Ağlayamıyorum Tanrım. Neremden aktı üç günde onca gözyaşı? Şimdi neden bitti?
Anne gel artık be! Gel! Şaka de, rüya de! Valla keseceğim bak! Dayanamazsın sen, kan tutar. Kalbin tekler yine! Ameliyat olursun. Ölürsün bak tekrar. Sıcak su çok güzel! Sarıp sarmalıyor, her yanımda. Aynı senin gibi. Üç kere ağzıma. Ben sana güvenip saldım ya kendimi, yıllarca. Sana… Paralarına… Sana güvendim ya! Sensiz paralar da boş. Adam tutup kendimi öldürtmeye yarar ancak o paralar, sen olmayınca. Küvete işeme derdin bir de küçükken, itiraf ediyorum işerdim. İşedim.

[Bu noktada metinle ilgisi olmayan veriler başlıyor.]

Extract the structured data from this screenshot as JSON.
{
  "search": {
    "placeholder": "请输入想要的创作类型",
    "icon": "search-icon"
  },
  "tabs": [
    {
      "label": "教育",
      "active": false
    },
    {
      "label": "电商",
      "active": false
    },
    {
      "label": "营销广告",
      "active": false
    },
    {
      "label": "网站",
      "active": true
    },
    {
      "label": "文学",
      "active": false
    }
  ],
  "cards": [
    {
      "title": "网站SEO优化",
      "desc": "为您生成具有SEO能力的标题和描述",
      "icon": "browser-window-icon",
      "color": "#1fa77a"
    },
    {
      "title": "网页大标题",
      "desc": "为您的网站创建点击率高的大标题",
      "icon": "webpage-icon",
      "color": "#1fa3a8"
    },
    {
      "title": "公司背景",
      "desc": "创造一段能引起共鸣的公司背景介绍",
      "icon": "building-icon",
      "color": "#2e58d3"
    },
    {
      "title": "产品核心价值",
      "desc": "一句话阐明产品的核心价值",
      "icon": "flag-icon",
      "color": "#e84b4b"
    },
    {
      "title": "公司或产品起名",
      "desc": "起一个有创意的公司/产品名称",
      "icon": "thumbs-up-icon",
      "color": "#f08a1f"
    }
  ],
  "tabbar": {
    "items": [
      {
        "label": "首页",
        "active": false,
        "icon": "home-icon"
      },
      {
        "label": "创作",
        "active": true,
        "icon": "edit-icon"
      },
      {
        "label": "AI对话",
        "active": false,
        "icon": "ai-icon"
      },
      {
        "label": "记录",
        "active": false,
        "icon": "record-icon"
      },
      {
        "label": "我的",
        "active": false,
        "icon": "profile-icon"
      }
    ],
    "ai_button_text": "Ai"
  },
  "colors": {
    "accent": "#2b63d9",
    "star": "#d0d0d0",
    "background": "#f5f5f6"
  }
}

Çok çektirdim sana! Ben ölecekken bir çukurda, altın vuruşu sen yaptın. Alnımın ortasından, kalbimin ortasından, dünyamın ortasından vurdun, dağıttın, kaçtın. Üç kere burnuma.

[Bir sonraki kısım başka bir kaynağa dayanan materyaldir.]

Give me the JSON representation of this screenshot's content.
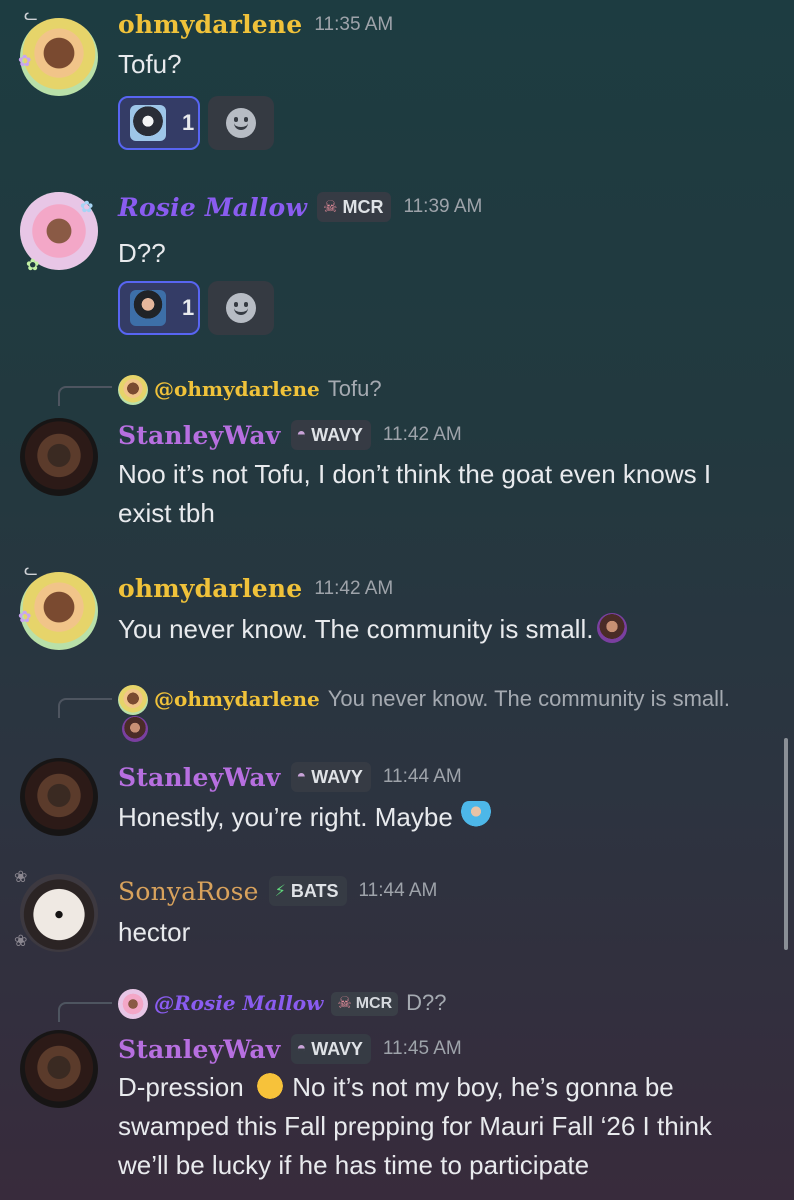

Elmasız kalmış kurt gibiyim beş gündür. Bir ucundan girip minik mink tırtıkladığım, içinde kaybolduğum, küçük ısırıklarla içinde yol açıp ilerlediğim. Sığındığım. Doyduğum. Dokuz ay içinde yaşayıp, zorla çıkarıldığım lanet günden beri yirmi beş yıldır yine de hep yapışık durduğum. Korunduğum. Anneee! Elma kurdun ortada kaldı. Enine değil yazıyordu internetteki tarifte, boyuna… Elma diyorum anne, hadi artık çıksana! Küvetimiz kırmızı elmalarla doldu, baksana!
Ayşegül Kocabıçak
Görsel: Burcu Firdevs Demirağ
Ne zaman annemin öldüğünü düşünsem ağlarım, olmamış bu öykü, çok kötü yazmışsın Ayşegül. 🙁
hadi ya! ne desem bilemedim..
Seviyorum tüm yazdıklarını ama bu öykü başına uyarı istiyor. \”Sulugözler okumasın\” diye 🙂
🙂
Yine harika bir öykü…
teşekkür ederim Mehtap hanım 🙂
Bu yorum yazar tarafından silindi.
Abalcığım sabah sabah beni mahvettin…1kg ağırlığında kocaman köşeli bir parke taşı yutmuş gibiyim. Buz gibi sert buz gibi yırta yırta… Oysa biraz evvel doğumla ilgili bir yazı oluyup nasılda içim ısındıydı. Çocuğumun doğumunu hatırlayıp nasılda hayat dolduydum, şarj olduydum.Okuduğum hersatırda yazı başkalaşıyor, form değiiştiriyor. Sanki bir ufak dere gibi tatlı tatlı taşların arasında dolaşarak kah daralıp kah genişleyen. Konu ağır ama yazın, anlatışın çok güzel. Iyiki 200sayfa yazmamışsın. Yemek yemeden tuvalete gitmeden ara vermeksızın okumak ister, ölürdüm heralde…Hayatta iki olgu var biri ölüm diğeri doğum.birbirleribirlerini nötr leyen. Hayat iki karanlığın arasında bir aydınlıktır der düşünür. Ölümden sonrasındaki karanlık doğumdan önceki karanlıkla bilinmezlikle eş değilmidir der…(Ablacım diye başladım sözüme ama bilmiyorum yaşını. Ben 38 ama belliki sen benden çok yaşlısın çok erişkinsin. Belki 138 yaşındasın)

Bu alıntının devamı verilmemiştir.